KRAS/BRAF mutation analysis
The mutational statuses of KRAS codons 12 and 13 and BRAF codon 600 were assessed as previously described [28, 31]. Allele-specific PCR and direct sequencing methods were used for these mutation analyses. Of the 65 CIMP-H CRCs, due to the suboptimal quantity or quality of extracted DNA, four samples and one sample were finally excluded from KRAS and BRAF mutation analyses, respectively.
TCGA data analysis
Using the publically accessible TCGA data portal (https://tcga-data.nci.nih.gov/tcga/) and TCGA-based publications [35, 36], clinical and molecular data on 36 CIMP-H CRCs were collected and analyzed. The assessed parameters included age, sex, tumor location, TNM stage, histologic subtype (mucinous and non-mucinous adenocarcinomas), lymphatic invasion, vascular invasion, MSI status, mutational phenotype (hypermutated and non-hypermutated; using a cutoff value of 12 mutations per 106 exonic bases) [35, 36], exome-wide mutation rate (including silent and non-silent mutations) [35], and KRAS/BRAF/PIK3CA/APC/CTNNB1/TP53 mutations. The differential features according to MLH1 epigenetic silencing status (silenced versus non-silenced) of the CIMP-H CRCs were statistically analyzed.
Statistical analysis
Statistical analyses in this study were performed using IBM SPSS Statistics version 20 (IBM Co., Armonk, NY, USA) and the R software (http://www.r-project.org/). Comparisons of categorical variables between MLH1-methylated (-silenced) and MLH1-unmethylated (-non-silenced) tumors were conducted using the chi-square test or Fisher’s exact test.
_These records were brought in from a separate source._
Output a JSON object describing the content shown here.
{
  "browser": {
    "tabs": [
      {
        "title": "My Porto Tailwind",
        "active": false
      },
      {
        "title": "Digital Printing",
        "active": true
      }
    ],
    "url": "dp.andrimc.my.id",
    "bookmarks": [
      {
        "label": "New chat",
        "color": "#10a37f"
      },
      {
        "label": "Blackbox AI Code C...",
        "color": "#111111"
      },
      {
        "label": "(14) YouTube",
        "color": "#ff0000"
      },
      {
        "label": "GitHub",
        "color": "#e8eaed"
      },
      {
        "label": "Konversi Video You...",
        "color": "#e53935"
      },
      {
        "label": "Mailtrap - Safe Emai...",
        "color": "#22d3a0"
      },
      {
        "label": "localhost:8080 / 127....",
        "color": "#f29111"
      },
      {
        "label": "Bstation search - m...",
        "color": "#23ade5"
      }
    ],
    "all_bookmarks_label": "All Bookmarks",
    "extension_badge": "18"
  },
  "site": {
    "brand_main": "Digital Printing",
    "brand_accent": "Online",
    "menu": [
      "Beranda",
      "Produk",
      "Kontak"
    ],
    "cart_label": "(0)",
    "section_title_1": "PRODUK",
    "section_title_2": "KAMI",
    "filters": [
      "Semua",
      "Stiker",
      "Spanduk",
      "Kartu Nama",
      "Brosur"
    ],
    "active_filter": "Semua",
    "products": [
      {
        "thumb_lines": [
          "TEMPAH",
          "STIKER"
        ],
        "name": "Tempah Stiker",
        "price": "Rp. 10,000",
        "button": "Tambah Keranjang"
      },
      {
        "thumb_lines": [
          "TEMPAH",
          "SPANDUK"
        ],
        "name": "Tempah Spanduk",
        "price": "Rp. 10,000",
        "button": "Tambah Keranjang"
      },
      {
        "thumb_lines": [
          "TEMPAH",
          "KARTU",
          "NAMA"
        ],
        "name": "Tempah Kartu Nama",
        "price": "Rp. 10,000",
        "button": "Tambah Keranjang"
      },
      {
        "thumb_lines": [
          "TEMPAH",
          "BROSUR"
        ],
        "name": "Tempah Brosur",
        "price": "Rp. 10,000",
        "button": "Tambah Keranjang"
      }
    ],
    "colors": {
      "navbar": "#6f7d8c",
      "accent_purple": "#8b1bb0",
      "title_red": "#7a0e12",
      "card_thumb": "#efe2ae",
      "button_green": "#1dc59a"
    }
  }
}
Comparisons of continuous variables between MLH1-methylated (-silenced) and MLH1-unmethylated (-non-silenced) tumors were conducted using the t-test. Survival analysis was performed using the Kaplan-Meier method with the log-rank test. All P-values were two-sided, and statistical significance was determined at P < 0.05.
Acknowledgments
The results in this study are in part based upon data generated by the TCGA Research Network: http://cancergenome.nih.gov/. This study was supported by a grant from Basic Science Research Program through the National Research Foundation (NRF) funded by the Korean Ministry of Education (2013R1A1A2059080), a grant from the Korea Health Technology R&D Project funded by the Korean Ministry of Health and Welfare (HI13C1804), the NRF grant funded by the Korean Ministry of Science, ICT and Future planning (2011-0030049), and a grant from the Korea Health Technology R&D Project through the Korea Health Industry Development Institute funded by the Korean Ministry of Health and Welfare (HI14C1277).
Conflicts of Interest
The authors declare no conflict of interest.
Editorial note
This paper has been accepted based in part on peer-review conducted by another journal and the authors' response and revisions as well as expedited peer-review in Oncotarget.